Ancak film gerçekten çok keyifli. Özellikle montaj konusunda o kadar başarılıydı ve tempo o kadar yüksekti ki, bir dakikasında bile sıkılmadım. Olabildiğince politik mesaj ve eğlenceli taşlamalar barındırsa da, senaryoya gereksiz söylemler yükleyip seyirciyi politikaya boğan bir film değil; daha çok oldukça trajik insan ilişkileriyle harmanlanmış bir dönüşüm ve başkalaşım hikâyesi.
Hikâyenin sonlarında 80’li yıllara geliyoruz ve gizli bir homoseksüel olan Roy Cohn’un AIDS’e yakalandığını öğreniyoruz (kendisi eski görüşlü ve homofobik biri olduğu için elbette kanser olduğu yalanını ortaya atıyor). Daha bu trajik noktaya bile gelinmeden, güç zehirlenmesinin etkisindeki Trump’ın akıl hocasına ve tabir yerindeyse kendisini var eden kişiye gösterdiği nankörlük düzeyi “yok artık” dedirtiyor. Özellikle Cohn’un son günlerini yaşadığını bilirken ona gösterdiği acımasız ve ayrımcı davranışlar, seyircide neredeyse Cohn gibi şeytani bir adam için sempati uyandıracak seviyeye geliyor.
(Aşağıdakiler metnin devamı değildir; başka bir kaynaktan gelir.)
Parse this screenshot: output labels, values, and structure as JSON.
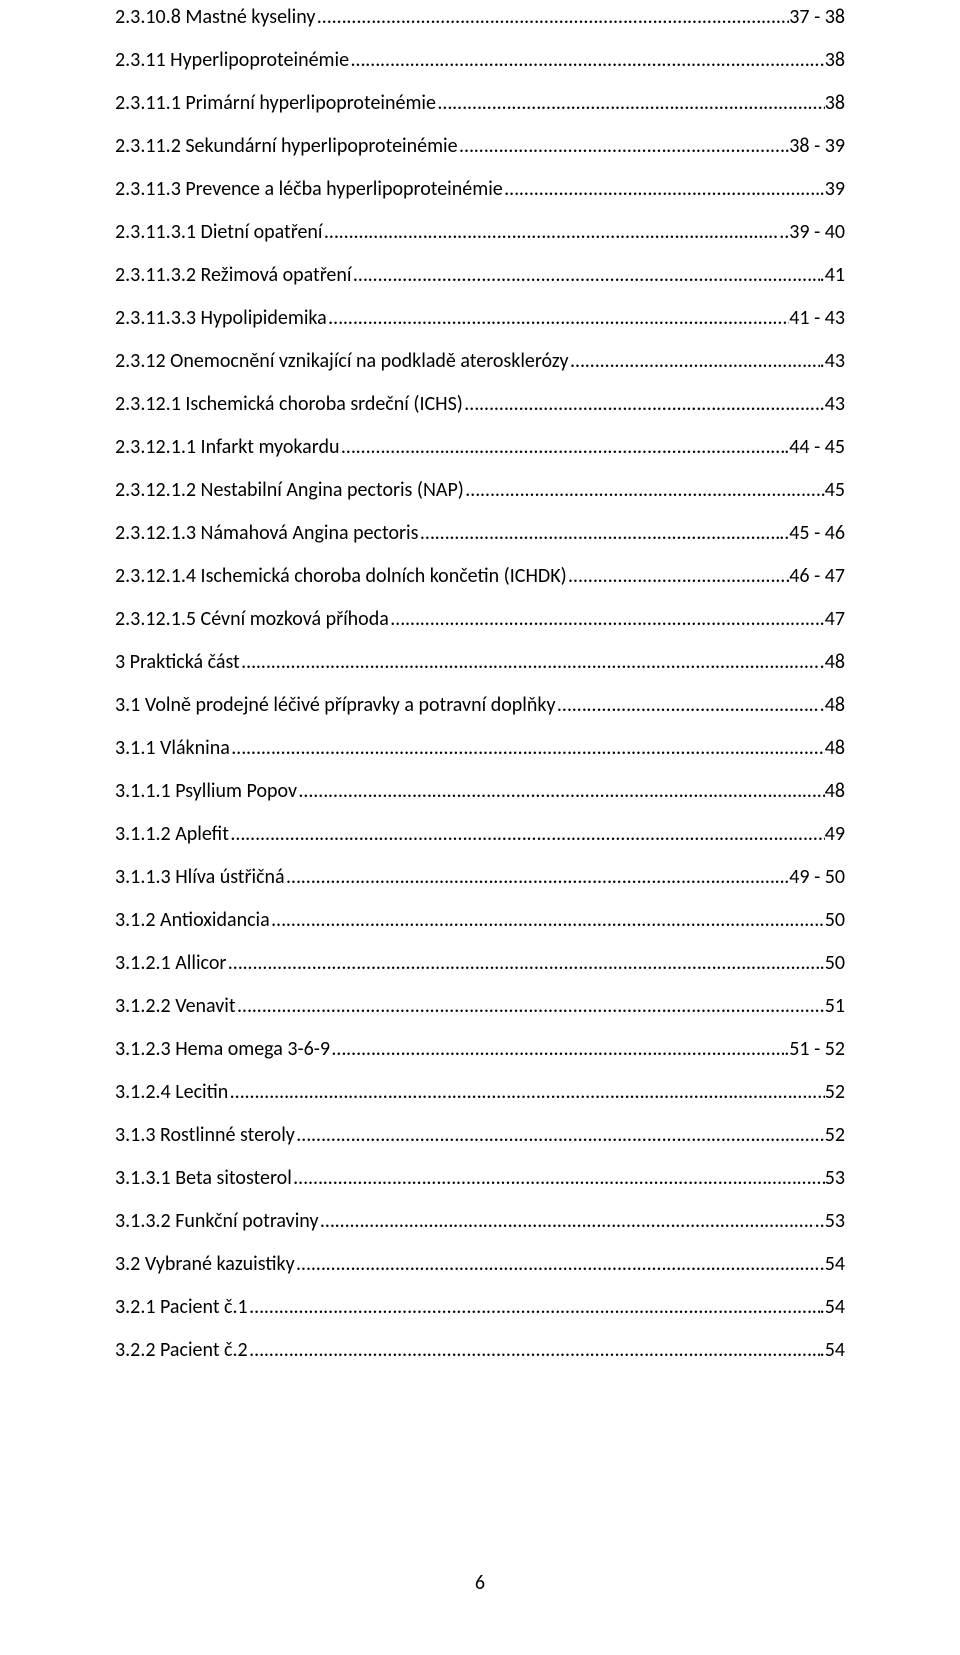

Strong da bunun farkında olacak ki, amaçlarının sempati uyandırmaktansa sinemanın doğası gereği sadece insan doğasına ayna tutmak olduğunu söylemişti.
Son perdede Roy Cohn hayata veda ederken, Trump’ın daha önce bahsettiğim kuralları, sanki kendisi icat etmişçesine başka birine dikte etmesiyle, seyirci başta kendi halinde sosyal statü hayalleri kuran bu hırslı adamın eninde sonunda kendisini yaratan canavara dönüştüğünü, üstelik bunu yaparken asıl canavardan daha tehlikeli ve korkunç biri olduğunu iyice anlıyor. Doktor Frankenstein ve yarattığı canavarı hatırlatıyor, değil mi?
Toparlayacak olursam, biyografi filmlerinden aslında hiç hoşlanmadığımı ve Donald Trump’ın da azıcık bile ilgimi çekmeyen bir figür olduğunu düşünürsek, bunlara rağmen son derece keyif aldığım bir film olması gerçekten beni de şaşırttı. Hatta sanırım onca ilgi çekici insanı (örneğin Freddie Mercury, Marilyn Monroe vb.) anlatan biyografi filmlerinden bile daha sürükleyici olduğunu söyleyebilirim. Bunun sebebini de prodüksiyonun ve kadronun başarısına kolayca bağlayabiliriz. Oyunculuklar dışında en çok beğendiğim faktör filmin montajı oldu. Sahneler arası bağlantılar ve geçişler o kadar yerindeydi ki, kurgu seyirciyi asla kaybetmeyecek şekilde tasarlanmış. Ses ve prodüksiyon olarak da çok beğendiğimi söylemeliyim, özellikle 70’ler ve 80’ler New York estetiği o kadar iyi yansıtılmıştı ki!
Asıl hedef kitlesinin yer aldığı ülkede neredeyse vizyona giremeyecek olan The Apprentice, geçtiğimiz haftalarda Amerika da dahil birçok ülkede gösterime başladı. Donald Trump’ın da filmi izlediğini ve sosyal medya hesaplarından oldukça agresif bir “review” yazdığını da eğlenceli bir bilgi olarak paylaşmak isterim. Bu filmin tam da seçimler arifesinde kendisi adına bir karalama kampanyası olduğunu ve anlatılan çoğu şeyin gerçek olmadığını belirtmiş. Sansasyonel bir basın turu gerçekleştiren bu filmi ödül sezonunda da takip ediyor olacağım. Sonraki yazılarda görüşmek dileğiyle!